Richard Smith, the manager of the Invesco Perpetual Smaller Companies Equity fund, added Jupiter to his portfolio at IPO and maintains a focus on companies able to withstand prolonged slow growth.
Against a falling market in the second quarter, his fund performed in line with the peer group average, buoyed by holdings including Synergy Health and Domino Printing.
By contrast, negative contributors to performance included veterinary services provider CVS Group, social housing services company Connaught and outsourcing firm Mouchel.
“CVS Group issued a profit warning, stating that like-for-like sales would be lower than expected in a difficult consumer environment,” says Smith.
“Connaught also issued a profit warning, while Mouchel suffered after announcing trading had become more difficult in the wake of the general election.”
Smith added Jupiter—a top five UK retail asset manager alongside Invesco Perpetual—citing its strong long-term performance track record and good recurring revenue profile. (article continues below)
“Our key observation about the UK economy remains that the process of deleveraging by banks and consumers will lead to a prolonged period of slow economic growth,” he says.

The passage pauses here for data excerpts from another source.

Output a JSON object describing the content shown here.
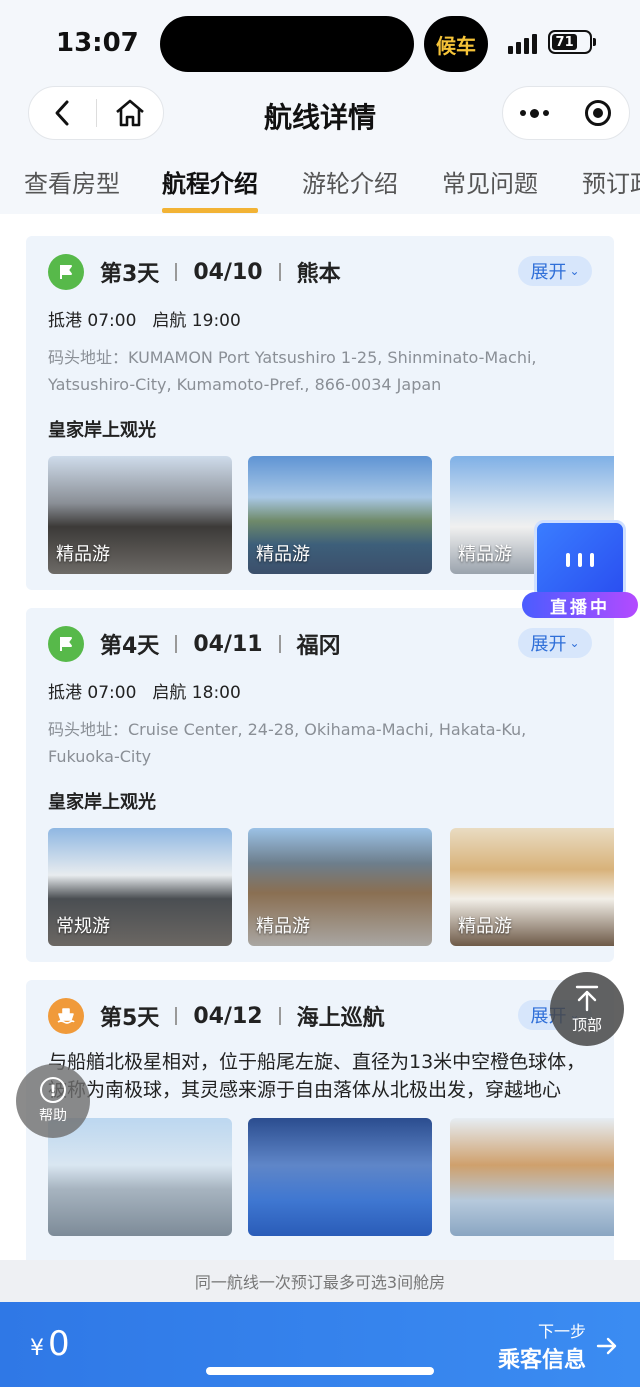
{
  "status_bar": {
    "time": "13:07",
    "houche": "候车",
    "battery": "71"
  },
  "nav": {
    "title": "航线详情"
  },
  "tabs": [
    {
      "label": "查看房型",
      "active": false
    },
    {
      "label": "航程介绍",
      "active": true
    },
    {
      "label": "游轮介绍",
      "active": false
    },
    {
      "label": "常见问题",
      "active": false
    },
    {
      "label": "预订政",
      "active": false
    }
  ],
  "days": [
    {
      "label": "第3天",
      "date": "04/10",
      "place": "熊本",
      "icon": "flag-icon",
      "expand": "展开",
      "arrive": "抵港 07:00",
      "depart": "启航 19:00",
      "address": "码头地址：KUMAMON Port Yatsushiro  1-25, Shinminato-Machi, Yatsushiro-City, Kumamoto-Pref., 866-0034 Japan",
      "section": "皇家岸上观光",
      "photos": [
        "精品游",
        "精品游",
        "精品游"
      ]
    },
    {
      "label": "第4天",
      "date": "04/11",
      "place": "福冈",
      "icon": "flag-icon",
      "expand": "展开",
      "arrive": "抵港 07:00",
      "depart": "启航 18:00",
      "address": "码头地址：Cruise Center, 24-28, Okihama-Machi, Hakata-Ku, Fukuoka-City",
      "section": "皇家岸上观光",
      "photos": [
        "常规游",
        "精品游",
        "精品游"
      ]
    },
    {
      "label": "第5天",
      "date": "04/12",
      "place": "海上巡航",
      "icon": "ship-icon",
      "expand": "展开",
      "desc": "与船艏北极星相对，位于船尾左旋、直径为13米中空橙色球体，被称为南极球，其灵感来源于自由落体从北极出发，穿越地心最...",
      "photos": [
        "",
        "",
        ""
      ]
    }
  ],
  "floating": {
    "live": "直播中",
    "top": "顶部",
    "help": "帮助"
  },
  "notice": "同一航线一次预订最多可选3间舱房",
  "bottom": {
    "currency": "¥",
    "price": "0",
    "next_small": "下一步",
    "next_big": "乘客信息"
  }
}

“Disposable income has benefited from lower interest rates and falling commodity prices but, in terms of consumer spending, the positive impact has been restrained by fears of rising unemployment and cuts in government spending to come.”
Against this backdrop, the group remains invested in quality companies that can outperform in the predicted long period of the slow growth.
“We continue to favour established and growing companies that, in recent months, have returned to more attractive relative valuations,” adds the manager.